Yes, just to add to that, a huge, significant issue right now is access to primary care providers and family physicians. Again, I was working.... I'm doing outreach in the shelters. Our psychiatric outreach team is a team of 10 staff—seven nurses and three social workers—and we have psychiatrists we consult with. We were able to go into the shelters and allow people to get psychiatric assessments right away without a family provider. However, to access the majority of our services at the Royal, you need a family physician, and you need somebody who's going to be willing to follow you up. Accessing a walk-in clinic is not going to be adequate; you need a primary care provider.
Where we've had good success is with nurse practitioners who are trained; there are great community health centres and family health care teams. Then, also, we need to educate our family physicians and ensure that it's in the medical syllabus that substance use and mental health care are a standard part of the training so they feel competent when they're providing that care.

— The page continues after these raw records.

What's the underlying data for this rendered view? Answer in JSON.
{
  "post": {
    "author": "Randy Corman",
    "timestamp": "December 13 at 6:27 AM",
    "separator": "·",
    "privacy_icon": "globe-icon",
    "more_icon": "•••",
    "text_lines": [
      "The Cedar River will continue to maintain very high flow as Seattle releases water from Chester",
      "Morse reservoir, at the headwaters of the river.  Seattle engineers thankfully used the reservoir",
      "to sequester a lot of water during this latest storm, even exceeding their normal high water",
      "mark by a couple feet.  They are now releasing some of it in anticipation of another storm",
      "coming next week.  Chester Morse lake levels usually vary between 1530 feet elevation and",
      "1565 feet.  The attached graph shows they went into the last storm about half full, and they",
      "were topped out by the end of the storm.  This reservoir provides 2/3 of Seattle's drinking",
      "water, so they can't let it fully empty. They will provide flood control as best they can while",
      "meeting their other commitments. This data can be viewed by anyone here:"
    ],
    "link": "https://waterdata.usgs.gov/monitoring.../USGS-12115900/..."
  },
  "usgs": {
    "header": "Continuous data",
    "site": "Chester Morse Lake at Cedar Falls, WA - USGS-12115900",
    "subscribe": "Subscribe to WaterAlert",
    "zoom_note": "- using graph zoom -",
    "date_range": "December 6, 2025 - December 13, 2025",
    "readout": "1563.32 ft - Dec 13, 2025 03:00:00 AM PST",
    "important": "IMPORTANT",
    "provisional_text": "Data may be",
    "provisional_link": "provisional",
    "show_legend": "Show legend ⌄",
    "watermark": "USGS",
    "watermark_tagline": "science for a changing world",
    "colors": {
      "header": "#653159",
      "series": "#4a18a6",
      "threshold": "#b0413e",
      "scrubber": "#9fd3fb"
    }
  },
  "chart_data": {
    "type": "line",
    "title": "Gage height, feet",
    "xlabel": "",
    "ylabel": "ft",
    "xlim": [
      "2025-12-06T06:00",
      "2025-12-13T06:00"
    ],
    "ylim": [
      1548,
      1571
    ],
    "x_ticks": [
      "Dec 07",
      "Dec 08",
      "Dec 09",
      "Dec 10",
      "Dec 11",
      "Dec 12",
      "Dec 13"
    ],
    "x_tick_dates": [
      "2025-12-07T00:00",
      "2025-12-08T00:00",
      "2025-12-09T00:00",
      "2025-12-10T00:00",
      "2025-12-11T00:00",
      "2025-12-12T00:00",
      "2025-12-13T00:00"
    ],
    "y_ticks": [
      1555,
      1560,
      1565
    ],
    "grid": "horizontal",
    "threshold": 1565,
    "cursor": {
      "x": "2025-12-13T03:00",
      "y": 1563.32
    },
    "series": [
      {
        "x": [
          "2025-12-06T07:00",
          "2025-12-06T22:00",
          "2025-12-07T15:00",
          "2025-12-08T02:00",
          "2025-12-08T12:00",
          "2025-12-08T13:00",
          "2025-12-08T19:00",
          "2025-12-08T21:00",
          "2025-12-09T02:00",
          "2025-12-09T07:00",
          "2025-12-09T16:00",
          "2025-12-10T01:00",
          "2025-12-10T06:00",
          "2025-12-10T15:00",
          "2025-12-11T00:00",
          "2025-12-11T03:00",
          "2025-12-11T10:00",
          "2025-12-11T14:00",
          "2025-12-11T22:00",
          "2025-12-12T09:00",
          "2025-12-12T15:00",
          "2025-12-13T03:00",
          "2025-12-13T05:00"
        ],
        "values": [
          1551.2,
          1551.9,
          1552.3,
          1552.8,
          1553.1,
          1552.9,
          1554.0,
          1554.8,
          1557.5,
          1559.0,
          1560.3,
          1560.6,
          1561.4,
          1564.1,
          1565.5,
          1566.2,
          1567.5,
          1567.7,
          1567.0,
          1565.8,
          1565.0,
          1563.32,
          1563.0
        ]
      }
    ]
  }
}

One of the things we've looked at with our perinatal health care programming at the Ottawa Hospital is a program where we can provide psychiatric consultation directly to primary care providers. If primary care providers are empowered to provide mental health care, people may not need to come to places like the Royal, and we can reduce wait times. That's the other piece.
If you're looking at mild to moderate mental illness, you can be supported and symptoms can be ameliorated with peer support and with psychotherapy. If we can have access to free psychotherapy, which we do not currently have on a national level, that could go a long way. The Ontario structured psychotherapy program has been wildly successful.
I have one last piece: The regional, coordinated access through AccessMHA has also been wildly successful.